The Mundaka Upanishad is an ancient Sanskrit Vedic text, embedded inside Atharva Veda. It is one among the ten Principal Upanishads. It is a poetic verse style Upanishad, with 64 verses, written in the form of mantras.
The Mundaka Upanishad contains three Mundakas [parts], each with two Kantas [sections].
The first Mundaka defines the science of Para Vidya [Higher Knowledge] and Apara Vidya [Lower Knowledge]
Then it asserts that acts of oblations and pious gifts do not reduce unhappiness in life, and it is knowledge alone that frees.
The second Mundaka describes the nature of the Brahman, the Self, the relation between the empirical world and the Brahman, and the path to know Brahman.
The third Mundaka expands the ideas in the second and asserts that the state of knowing Brahman is one of freedom, fearlessness, complete liberation, self-sufficiency and bliss.

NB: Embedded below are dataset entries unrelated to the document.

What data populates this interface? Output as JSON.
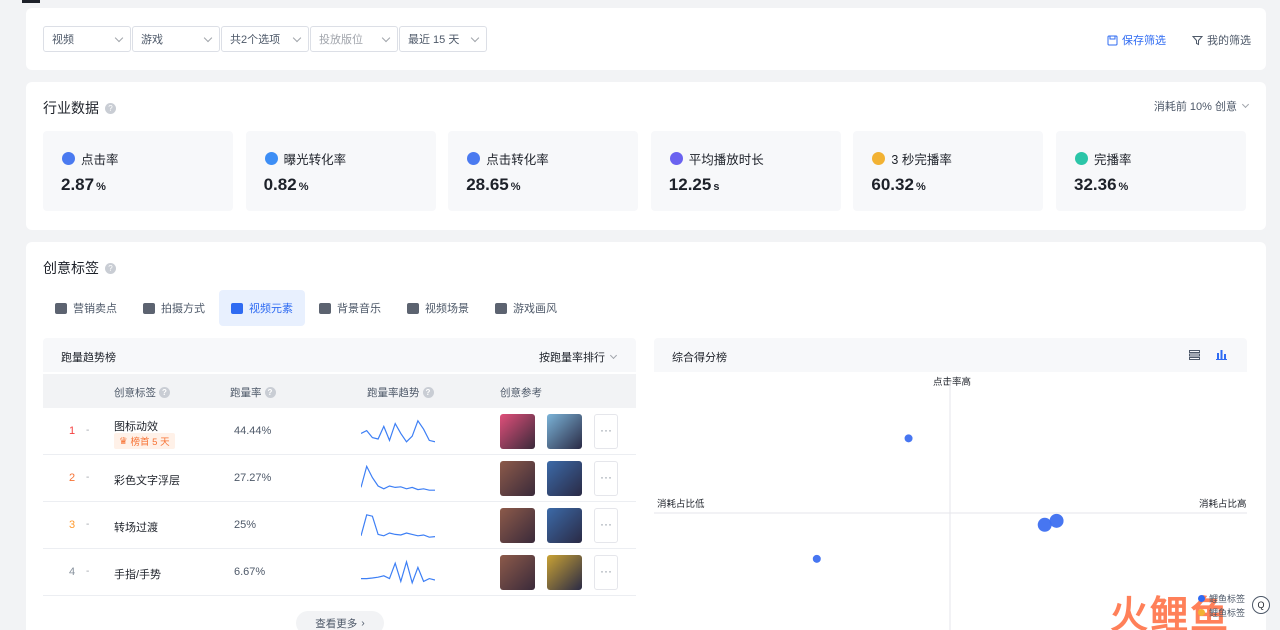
{
  "filters": {
    "selects": [
      {
        "value": "视频",
        "placeholder": false
      },
      {
        "value": "游戏",
        "placeholder": false
      },
      {
        "value": "共2个选项",
        "placeholder": false
      },
      {
        "value": "投放版位",
        "placeholder": true
      },
      {
        "value": "最近 15 天",
        "placeholder": false
      }
    ],
    "save_label": "保存筛选",
    "my_label": "我的筛选"
  },
  "industry": {
    "title": "行业数据",
    "scope_label": "消耗前 10% 创意",
    "metrics": [
      {
        "label": "点击率",
        "value": "2.87",
        "unit": "%",
        "icon": "click-icon",
        "color": "#4a7af0"
      },
      {
        "label": "曝光转化率",
        "value": "0.82",
        "unit": "%",
        "icon": "exposure-icon",
        "color": "#3d8ef5"
      },
      {
        "label": "点击转化率",
        "value": "28.65",
        "unit": "%",
        "icon": "click-convert-icon",
        "color": "#4a7af0"
      },
      {
        "label": "平均播放时长",
        "value": "12.25",
        "unit": "s",
        "icon": "clock-icon",
        "color": "#6a62f0"
      },
      {
        "label": "3 秒完播率",
        "value": "60.32",
        "unit": "%",
        "icon": "coin-icon",
        "color": "#f2b233"
      },
      {
        "label": "完播率",
        "value": "32.36",
        "unit": "%",
        "icon": "check-icon",
        "color": "#2bc5a8"
      }
    ]
  },
  "creative": {
    "title": "创意标签",
    "tabs": [
      {
        "label": "营销卖点",
        "icon": "tag-icon",
        "active": false
      },
      {
        "label": "拍摄方式",
        "icon": "camera-icon",
        "active": false
      },
      {
        "label": "视频元素",
        "icon": "thumbs-icon",
        "active": true
      },
      {
        "label": "背景音乐",
        "icon": "music-icon",
        "active": false
      },
      {
        "label": "视频场景",
        "icon": "building-icon",
        "active": false
      },
      {
        "label": "游戏画风",
        "icon": "palette-icon",
        "active": false
      }
    ],
    "ranking": {
      "title": "跑量趋势榜",
      "sort_label": "按跑量率排行",
      "columns": [
        "创意标签",
        "跑量率",
        "跑量率趋势",
        "创意参考"
      ],
      "rows": [
        {
          "rank": "1",
          "dash": "-",
          "name": "图标动效",
          "badge": "榜首 5 天",
          "rate": "44.44%",
          "rank_color": "#f53f3f",
          "trend": [
            0.45,
            0.55,
            0.3,
            0.25,
            0.7,
            0.2,
            0.8,
            0.45,
            0.15,
            0.35,
            0.9,
            0.6,
            0.2,
            0.15
          ],
          "thumbs": [
            "#e04f7a",
            "#7bb4d8"
          ]
        },
        {
          "rank": "2",
          "dash": "-",
          "name": "彩色文字浮层",
          "badge": "",
          "rate": "27.27%",
          "rank_color": "#f77234",
          "trend": [
            0.2,
            0.95,
            0.55,
            0.25,
            0.15,
            0.25,
            0.2,
            0.22,
            0.15,
            0.2,
            0.12,
            0.15,
            0.1,
            0.1
          ],
          "thumbs": [
            "#8c5a4a",
            "#3c6aa8"
          ]
        },
        {
          "rank": "3",
          "dash": "-",
          "name": "转场过渡",
          "badge": "",
          "rate": "25%",
          "rank_color": "#ff9a2e",
          "trend": [
            0.15,
            0.9,
            0.85,
            0.2,
            0.15,
            0.25,
            0.2,
            0.18,
            0.25,
            0.2,
            0.15,
            0.18,
            0.1,
            0.12
          ],
          "thumbs": [
            "#8c5a4a",
            "#3c6aa8"
          ]
        },
        {
          "rank": "4",
          "dash": "-",
          "name": "手指/手势",
          "badge": "",
          "rate": "6.67%",
          "rank_color": "#86909c",
          "trend": [
            0.3,
            0.3,
            0.32,
            0.35,
            0.4,
            0.3,
            0.85,
            0.2,
            0.9,
            0.15,
            0.7,
            0.2,
            0.3,
            0.25
          ],
          "thumbs": [
            "#8c5a4a",
            "#c9a234"
          ]
        }
      ],
      "see_more": "查看更多"
    },
    "score": {
      "title": "综合得分榜",
      "axis_top": "点击率高",
      "axis_left": "消耗占比低",
      "axis_right": "消耗占比高"
    }
  },
  "chart_data": {
    "type": "scatter",
    "title": "综合得分榜",
    "xlabel": "消耗占比",
    "ylabel": "点击率",
    "points": [
      {
        "x": -0.14,
        "y": 0.57,
        "size": 1
      },
      {
        "x": 0.32,
        "y": -0.09,
        "size": 2
      },
      {
        "x": 0.36,
        "y": -0.06,
        "size": 2
      },
      {
        "x": -0.45,
        "y": -0.35,
        "size": 1
      }
    ],
    "xlim": [
      -1,
      1
    ],
    "ylim": [
      -1,
      1
    ]
  },
  "watermark": {
    "text": "火鲤鱼",
    "legend": [
      "鲤鱼标签",
      "鲤鱼标签"
    ]
  }
}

Saunaka is taught by Angiras
1.1.3. A great householder named Shaunaka once came to Rishi Angiras and reverently asked:
"What is that by knowing which all is known?"
1.1.4. Angiras replied: "The illumined sages say knowledge is twofold, higher and lower.
1.1.5. The study of the Vedas, linguistics,
rituals, astronomy, and all the arts can be called lower knowledge. The higher is that which leads to Self-realization."
1.1.6. "The eye cannot see it; mind cannot 
grasp it. This everlasting Brahman has neither caste nor race, neither eyes nor ears nor hands nor feet. Sages say this Brahman is infinite in the great and in the small, everlasting and changeless, the source of life."

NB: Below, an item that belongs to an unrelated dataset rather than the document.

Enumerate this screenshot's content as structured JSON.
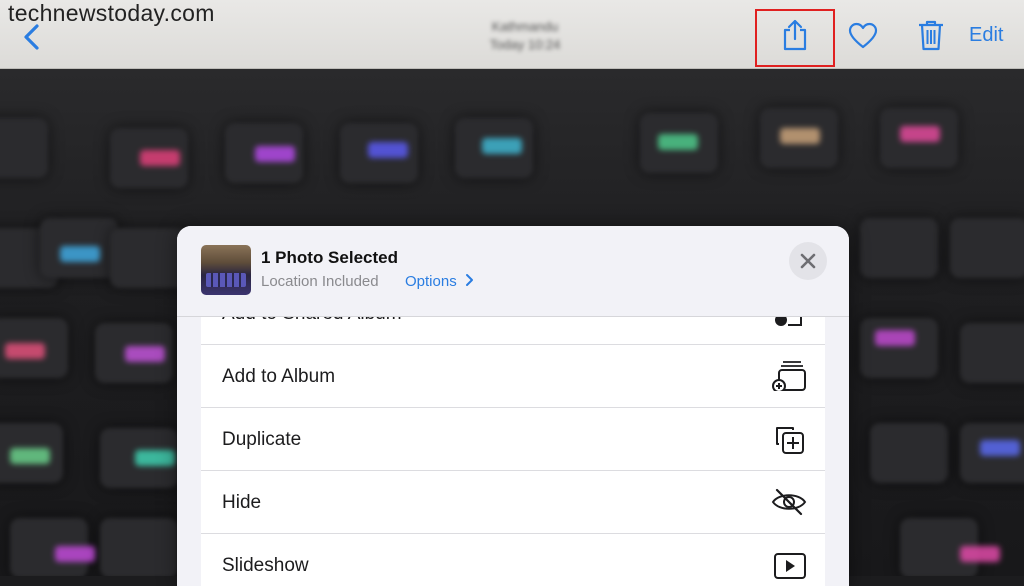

The Mundaka Upanishad:  First Mundaka:  First Khanda 

śaunako ha vai mahāśalo’ṅgirasaṁ vidhivad upasannaḥ papraccha,
kasmin nu bhagavo vijñāte sarvam idaṁ vijñātam bhavati iti.

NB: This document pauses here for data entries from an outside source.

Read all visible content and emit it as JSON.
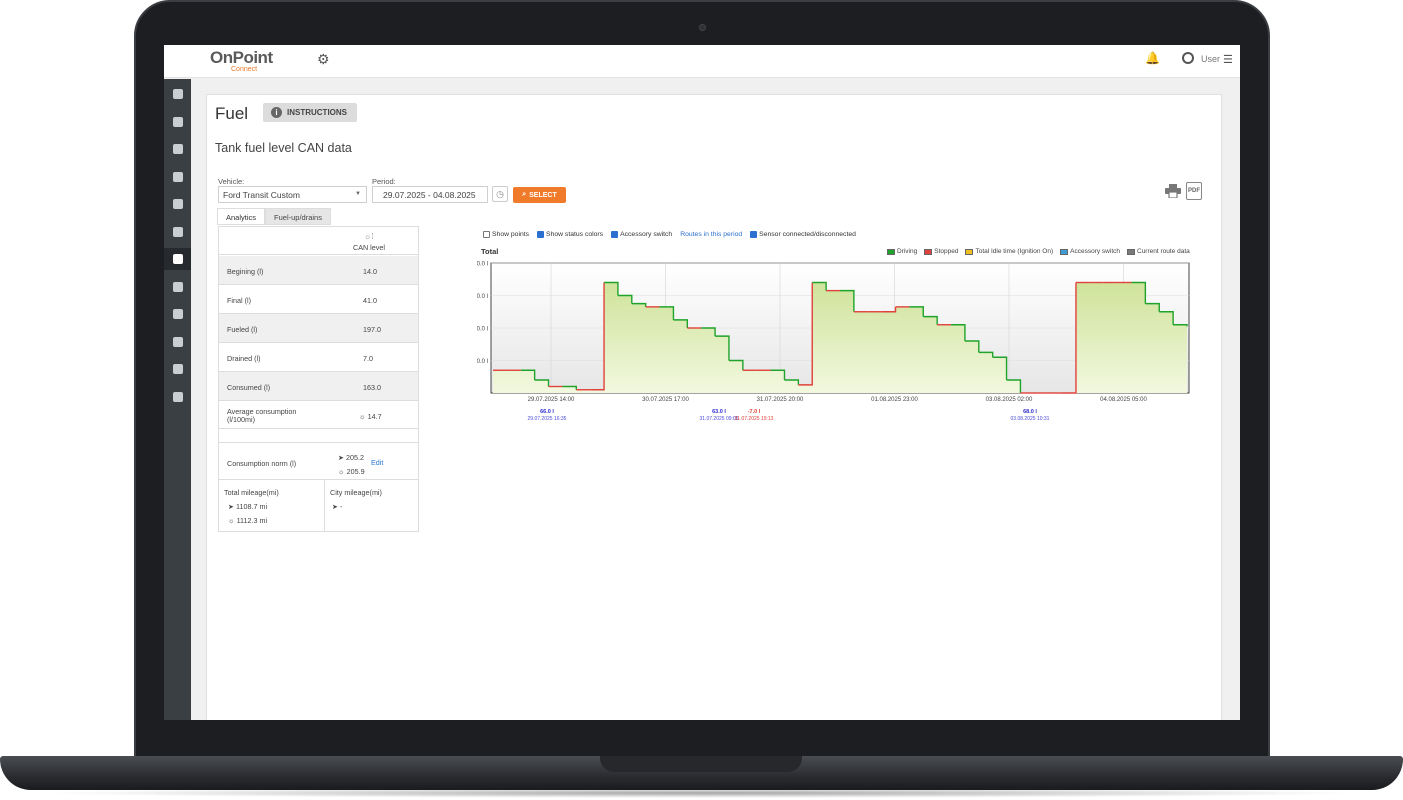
{
  "app": {
    "logo_main": "OnPoint",
    "logo_sub": "Connect",
    "user_label": "User"
  },
  "colors": {
    "accent": "#f07b2a",
    "sidebar": "#3a3f44",
    "link": "#2b6fd0",
    "driving": "#1fa32b",
    "stopped": "#e0413a",
    "idle": "#f0c020",
    "accessory": "#3e9bd6",
    "route": "#7a7a7a"
  },
  "sidebar": {
    "items": [
      "map-icon",
      "document-icon",
      "car-icon",
      "driver-icon",
      "dashboard-icon",
      "video-icon",
      "fuel-icon",
      "alert-icon",
      "tasks-icon",
      "messages-icon",
      "settings-icon",
      "plugins-icon"
    ],
    "active_index": 6
  },
  "page": {
    "title": "Fuel",
    "instructions_label": "INSTRUCTIONS",
    "subtitle": "Tank fuel level CAN data"
  },
  "filters": {
    "vehicle_label": "Vehicle:",
    "vehicle_value": "Ford Transit Custom",
    "period_label": "Period:",
    "period_value": "29.07.2025 - 04.08.2025",
    "select_label": "SELECT"
  },
  "tabs": [
    {
      "label": "Analytics",
      "active": true
    },
    {
      "label": "Fuel-up/drains",
      "active": false
    }
  ],
  "stats": {
    "column": "CAN level",
    "rows": [
      {
        "label": "Begining (l)",
        "value": "14.0"
      },
      {
        "label": "Final (l)",
        "value": "41.0"
      },
      {
        "label": "Fueled (l)",
        "value": "197.0"
      },
      {
        "label": "Drained (l)",
        "value": "7.0"
      },
      {
        "label": "Consumed (l)",
        "value": "163.0"
      }
    ],
    "avg_label": "Average consumption (l/100mi)",
    "avg_value": "14.7",
    "norm_label": "Consumption norm (l)",
    "norm_value_1": "205.2",
    "norm_value_2": "205.9",
    "edit_label": "Edit",
    "total_mileage_label": "Total mileage(mi)",
    "total_mileage_1": "1108.7 mi",
    "total_mileage_2": "1112.3 mi",
    "city_mileage_label": "City mileage(mi)",
    "city_mileage_value": "-"
  },
  "options": {
    "show_points": "Show points",
    "show_status_colors": "Show status colors",
    "accessory_switch": "Accessory switch",
    "routes_link": "Routes in this period",
    "sensor": "Sensor connected/disconnected"
  },
  "legend": [
    "Driving",
    "Stopped",
    "Total Idle time (Ignition On)",
    "Accessory switch",
    "Current route data"
  ],
  "chart_data": {
    "type": "area",
    "title": "Total",
    "ylim": [
      0,
      80
    ],
    "yticks": [
      "80.0 l",
      "60.0 l",
      "40.0 l",
      "20.0 l"
    ],
    "xticks": [
      "29.07.2025 14:00",
      "30.07.2025 17:00",
      "31.07.2025 20:00",
      "01.08.2025 23:00",
      "03.08.2025 02:00",
      "04.08.2025 05:00"
    ],
    "grid": true,
    "series": [
      {
        "values": [
          14,
          14,
          14,
          8,
          4,
          4,
          2,
          2,
          68,
          60,
          55,
          53,
          53,
          45,
          40,
          40,
          35,
          20,
          14,
          14,
          14,
          8,
          5,
          68,
          63,
          63,
          50,
          50,
          50,
          53,
          53,
          47,
          42,
          42,
          32,
          25,
          22,
          8,
          0,
          0,
          0,
          0,
          68,
          68,
          68,
          68,
          68,
          55,
          50,
          42,
          41
        ]
      }
    ],
    "events": [
      {
        "value": "66.0 l",
        "time": "29.07.2025 16:35"
      },
      {
        "value": "63.0 l",
        "time": "31.07.2025 09:05"
      },
      {
        "value": "-7.0 l",
        "time": "31.07.2025 19:13"
      },
      {
        "value": "68.0 l",
        "time": "03.08.2025 10:31"
      }
    ]
  }
}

Saunaka, the great householder, approached Angiras in the proper manner and said: Revered sir, what is that by the knowing of which all this becomes known? MuU 1.1.3

tasami sa hovāca: dve vidye veditanye iti ha sma yad brahmavido 
vadanti,parā caivāparā ca.

To him [Saunaka] he [Angirua] said: Two kinds of knowledge must be known−
that is what the knowers of Brahman tell us.
They are the Higher Knowledge and the lower knowledge.  
MuU 1.1.4

tatrāparā ṛg-vedo yajur-vedaḥ sāma-vedo’tharva-vedaḥ śikṣā kalpo 
vyākaraṇaṁ niruktaṁ chando jyotiṣam—iti.
atha parā yayā tad akṣaram adhigamyate.

Of these two, the lower knowledge is the Rig−Veda, the Yagur−Veda, the Sama−Veda, 
the Atharva−Veda, siksha (phonetics), kalpa (rituals), vyakaranam (grammar), nirukta (etymology), chhandas (metre), and jyotis (astronomy); and the Higher Knowledge is 
that by which the Imperishable Brahman is attained.                                    MuU 1.1.5

yat tad adreśyam, agrāhyam, agotram,avarṇam, acakṣuḥ-śrotraṁ tad apāṇi-padam,
nityam vibhum sarva-gataṁ susūkṣmaṁ tad avyayam yad bhūta-yonim paripaśyanti dhīrāḥ.

By means of the Higher Knowledge the wise behold everywhere Brahman,
which otherwise cannot be seen or seized, which has no root or attributes,
no eyes or ears, no hands or feet; which is eternal and omnipresent,
all−pervading and extremely subtle; which is imperishable and the source of all beings.